Gasified (aerated) fluids, having two-phases, are commonly used in drilling operations, especially for achieving underbalanced conditions. While adjusting the flow rates for each phase, common application is to adjust liquid phase for proper cuttings transport, and to adjust gas phase for controlling bottomhole pressure. Unfortunately, each of these phases flow with relatively different local velocities, causing various flow patterns to occur, which leads to fluctuations in hole cleaning performance as well as frictional pressure losses. These flow patterns are influenced by hole inclination, geometry, and presence of cuttings.

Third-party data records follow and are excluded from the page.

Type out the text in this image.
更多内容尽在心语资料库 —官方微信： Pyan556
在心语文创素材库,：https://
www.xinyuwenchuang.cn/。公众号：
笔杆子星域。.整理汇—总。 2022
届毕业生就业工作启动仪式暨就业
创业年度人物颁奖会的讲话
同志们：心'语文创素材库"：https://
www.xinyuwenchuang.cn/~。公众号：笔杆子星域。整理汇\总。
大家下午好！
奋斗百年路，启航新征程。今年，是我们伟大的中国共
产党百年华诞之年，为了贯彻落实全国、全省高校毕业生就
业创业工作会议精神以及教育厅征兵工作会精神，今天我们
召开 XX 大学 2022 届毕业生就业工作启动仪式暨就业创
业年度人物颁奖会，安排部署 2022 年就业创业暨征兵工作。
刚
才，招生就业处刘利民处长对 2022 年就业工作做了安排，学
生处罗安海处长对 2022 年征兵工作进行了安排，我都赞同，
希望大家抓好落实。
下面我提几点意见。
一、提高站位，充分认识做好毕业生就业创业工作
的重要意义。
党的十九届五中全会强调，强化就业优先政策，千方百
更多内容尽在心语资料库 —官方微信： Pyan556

This study addresses the hydrodynamic behavior of two-phase drilling fluids in inclined section of wellbores with the presence of cuttings as a third phase with inner pipe rotation, considering eccentricity. Extensive experiments were conducted at a cuttings transport flow loop using air-water mixtures under a wide range of flow rates, rate of penetrations (ROPs), pipe rotations and hole inclinations. During the experiments, frictional pressure losses, in-situ flow rates for each phase, ROP, inclination and pipe rotation speed were recorded. The experimental data was also used to investigate the cuttings transport mechanisms.
A comprehensive mechanistic model was developed for determining the frictional pressure losses and hole cleaning performance of two-phase drilling fluids based on the experimental observations. It has been concluded that the proposed model is estimating the frictional pressure losses reasonably accurate when compared with the measured values.